[Mlir-commits] [mlir] 13d6233 - [MLIR][NVGPU] Fix nvgpu_arrive syntax in matmulBuilder.py (#113713)

Fri Oct 25 22:45:54 PDT 2024

Author: Durgadoss R
Date: 2024-10-26T11:15:50+05:30
New Revision: 13d6233e77982f2a596922a79365373e1466a968

URL: https://github.com/llvm/llvm-project/commit/13d6233e77982f2a596922a79365373e1466a968
DIFF: https://github.com/llvm/llvm-project/commit/13d6233e77982f2a596922a79365373e1466a968.diff

LOG: [MLIR][NVGPU] Fix nvgpu_arrive syntax in matmulBuilder.py (#113713)

This patch updates the syntax for nvgpu_arrive Op
in matmulBuilder.py. This fixes the compilation
error for this test.

For the warp-specialized matmul_kernel implementation,
removing the WaitGroupSyncOp (after the mma-main-loop)
fixes the hang observed.

With these two fixes, the test compiles and
executes successfully on an sm90a machine.
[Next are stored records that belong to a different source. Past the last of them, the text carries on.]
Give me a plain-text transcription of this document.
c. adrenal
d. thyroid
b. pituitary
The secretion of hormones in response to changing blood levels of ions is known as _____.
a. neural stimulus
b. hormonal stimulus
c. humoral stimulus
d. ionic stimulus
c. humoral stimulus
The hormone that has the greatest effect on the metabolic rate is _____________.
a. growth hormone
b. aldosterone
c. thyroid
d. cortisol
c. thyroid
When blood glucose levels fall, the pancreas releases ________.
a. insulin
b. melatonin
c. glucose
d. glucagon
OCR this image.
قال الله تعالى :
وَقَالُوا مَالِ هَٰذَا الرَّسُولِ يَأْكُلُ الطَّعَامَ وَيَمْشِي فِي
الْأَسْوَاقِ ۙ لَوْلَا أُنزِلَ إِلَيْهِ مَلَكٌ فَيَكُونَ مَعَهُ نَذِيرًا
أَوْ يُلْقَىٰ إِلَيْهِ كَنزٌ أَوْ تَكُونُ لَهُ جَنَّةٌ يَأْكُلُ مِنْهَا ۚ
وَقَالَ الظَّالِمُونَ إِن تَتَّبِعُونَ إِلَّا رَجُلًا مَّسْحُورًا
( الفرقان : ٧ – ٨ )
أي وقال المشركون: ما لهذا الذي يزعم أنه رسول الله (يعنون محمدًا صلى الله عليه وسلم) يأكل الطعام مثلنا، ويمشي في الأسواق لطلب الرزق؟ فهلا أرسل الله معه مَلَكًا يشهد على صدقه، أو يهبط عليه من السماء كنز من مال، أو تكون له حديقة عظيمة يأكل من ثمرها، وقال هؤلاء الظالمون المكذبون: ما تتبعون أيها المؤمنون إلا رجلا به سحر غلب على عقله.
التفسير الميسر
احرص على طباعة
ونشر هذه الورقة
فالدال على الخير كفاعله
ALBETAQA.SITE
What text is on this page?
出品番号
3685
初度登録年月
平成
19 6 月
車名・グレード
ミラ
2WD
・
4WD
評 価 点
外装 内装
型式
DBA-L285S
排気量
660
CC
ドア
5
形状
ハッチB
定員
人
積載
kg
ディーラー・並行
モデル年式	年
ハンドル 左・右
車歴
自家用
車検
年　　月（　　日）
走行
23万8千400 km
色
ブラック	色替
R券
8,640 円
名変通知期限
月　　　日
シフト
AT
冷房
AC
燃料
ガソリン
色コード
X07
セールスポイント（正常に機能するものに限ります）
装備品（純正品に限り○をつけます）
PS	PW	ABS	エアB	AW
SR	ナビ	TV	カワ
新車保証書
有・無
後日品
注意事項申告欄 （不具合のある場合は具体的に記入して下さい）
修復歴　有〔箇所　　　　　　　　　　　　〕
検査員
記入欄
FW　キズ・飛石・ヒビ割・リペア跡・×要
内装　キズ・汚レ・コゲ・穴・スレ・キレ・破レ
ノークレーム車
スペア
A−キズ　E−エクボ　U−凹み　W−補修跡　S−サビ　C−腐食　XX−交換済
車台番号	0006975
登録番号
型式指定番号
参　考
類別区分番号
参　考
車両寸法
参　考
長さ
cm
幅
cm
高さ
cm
Signed-off-by: Durgadoss R <durgadossr at nvidia.com>

Added: 
    

Modified: 
    mlir/test/Integration/GPU/CUDA/sm90/python/tools/matmulBuilder.py

Removed: 
    


################################################################################
diff  --git a/mlir/test/Integration/GPU/CUDA/sm90/python/tools/matmulBuilder.py b/mlir/test/Integration/GPU/CUDA/sm90/python/tools/matmulBuilder.py
index 75f0dc947e0681..5394d4a3272555 100644

--- a/mlir/test/Integration/GPU/CUDA/sm90/python/tools/matmulBuilder.py
+++ b/mlir/test/Integration/GPU/CUDA/sm90/python/tools/matmulBuilder.py
@@ -568,9 +568,7 @@ def generate_matmul_ws(
                                 barId,
                                 predicate=consumerPrimaryThread,
                             )
-                            nvgpu.mbarrier_arrive(
-                                ir.Type.parse("!nvgpu.mbarrier.token"), mbarDONE, barId
-                            )
+                            nvgpu.mbarrier_arrive(mbarDONE, barId)
                             debug_print(
                                 "[cons] iv={}  | mbarDONE[{}] arrive [done]",
                                 iv,
@@ -589,14 +587,9 @@ def generate_matmul_ws(
                         # Step 6.3.5. Yield
                         scf.yield_([new_acc, phaseParity])
 
-                    # Step 6.3. Wait All WGMMA
-                    nvvm.WgmmaWaitGroupSyncOp(0)
-
                     with ir.InsertionPoint(scf.IfOp(consumerPrimaryThread).then_block):
                         barId = c((K // BLOCK_K) % num_stages)
-                        nvgpu.mbarrier_arrive(
-                            ir.Type.parse("!nvgpu.mbarrier.token"), mbarDONE, barId
-                        )
+                        nvgpu.mbarrier_arrive(mbarDONE, barId)
                         scf.yield_([])
 
                     # Step 6.4. Epilogue (registers --> shared memory)